Indeed, when it comes to these public models, the promise of big data was that we didn’t need to sample anymore. Why would we when we had access to “all” the data? And, indeed, many public resources that AI models are based on use so much of the internet to inform their magic. However, regardless of how big these datasets might be, the reality is that we seldom have all the data. When we do have access to large datasets, they are often biased towards specific domains; few ever capture the market research paradigm with its unique concepts like brand equity or common product attributes. Consumers on the internet just don’t frame their discussions around these topics in the same way we talk about them as brand researchers and owners.
Models created using millions (or even hundreds of millions) of tweets, for example, encode the semantic associations and perceptions of a self-selected group of vocal, passionate and opinionated people. Models based on IMDB, Amazon or Yelp reviews encode consumer language specific to certain categories and Wikipedia, boon to humanity that it is, captures dry relationships between facts that hardly reflect how real people talk or think.
Models based on these sources are used by most AI practitioners around the world. Released by companies such as OpenAI, Hugging Face, DeepMind, Google and Facebook, they are surely valuable public goods but they often fail to give us the quality that we need in the market research industry out the box when we apply them to our own text, voice, image and video data.
So what next?
This brings us back to the concept of sampling, or at least thinking deeply about the data that goes into your models, and market researchers can teach the AI community a think or two about diligence in this area.

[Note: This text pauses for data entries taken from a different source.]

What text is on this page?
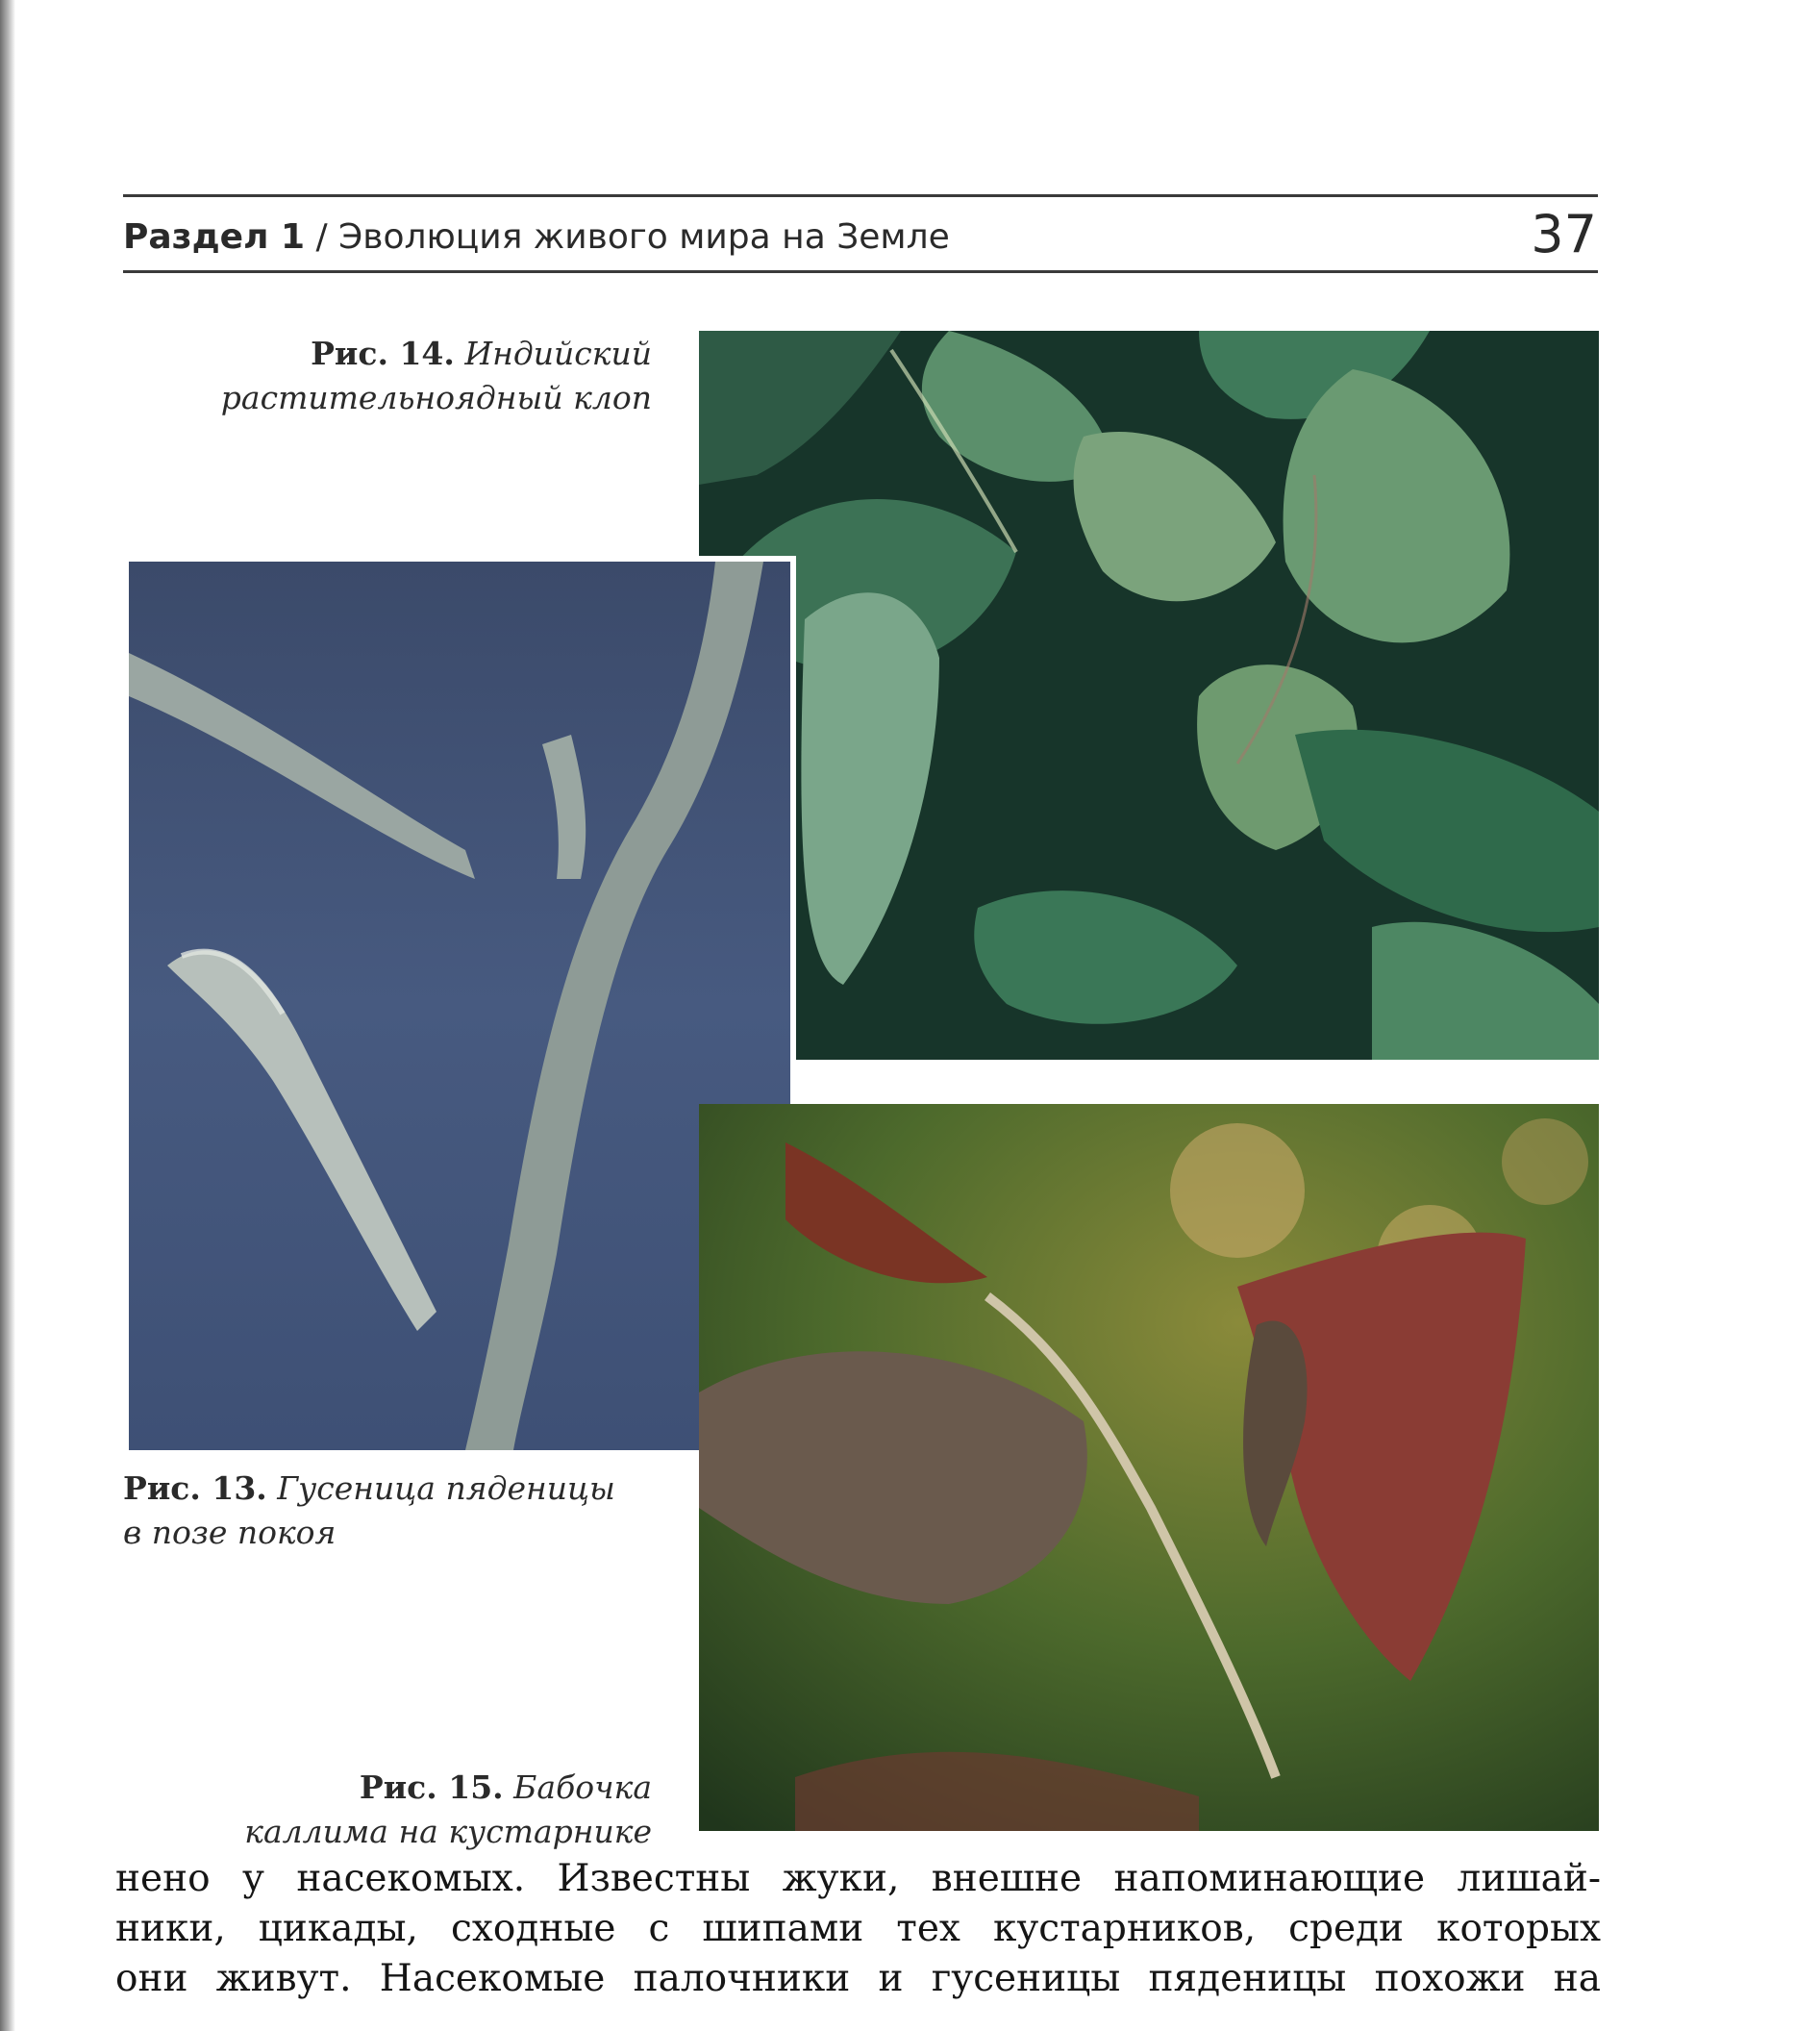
Раздел 1 / Эволюция живого мира на Земле	37
Рис. 14. Индийский
растительноядный клоп
Рис. 13. Гусеница пяденицы
в позе покоя
Рис. 15. Бабочка
каллима на кустарнике

нено у насекомых. Известны жуки, внешне напоминающие лишай-

ники, цикады, сходные с шипами тех кустарников, среди которых

они живут. Насекомые палочники и гусеницы пяденицы похожи на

When constructing training datasets or when fine-tuning public models, careful thought needs to be given to the alignment between domains – was the training dataset or public model created using data from a similar domain to what you are applying it to? If not, how should I go about creating a new training dataset that can be used to create a new model or fine-tune an existing one? How many classes (metrics, tags, KPIs, etc.) am I trying to predict? How many training examples do I need to cover all these classes appropriately? Where am I sourcing this data from? How am I going to go about coding this data? Will I do it in-house? Will I use a coding team? Will I use a crowd-sourcing company such as Amazon’s Mechanical Turk or Figure Eight? How many coders should review each document? And so on…
It’s important that AI practitioners do not overlook this crucial aspect of building AI models and there is much that experienced marketing scientists and other insights professionals can impart in this regard.
AI has been a bit like the Wild West but it’s time to straighten things up with a bit of market research wisdom.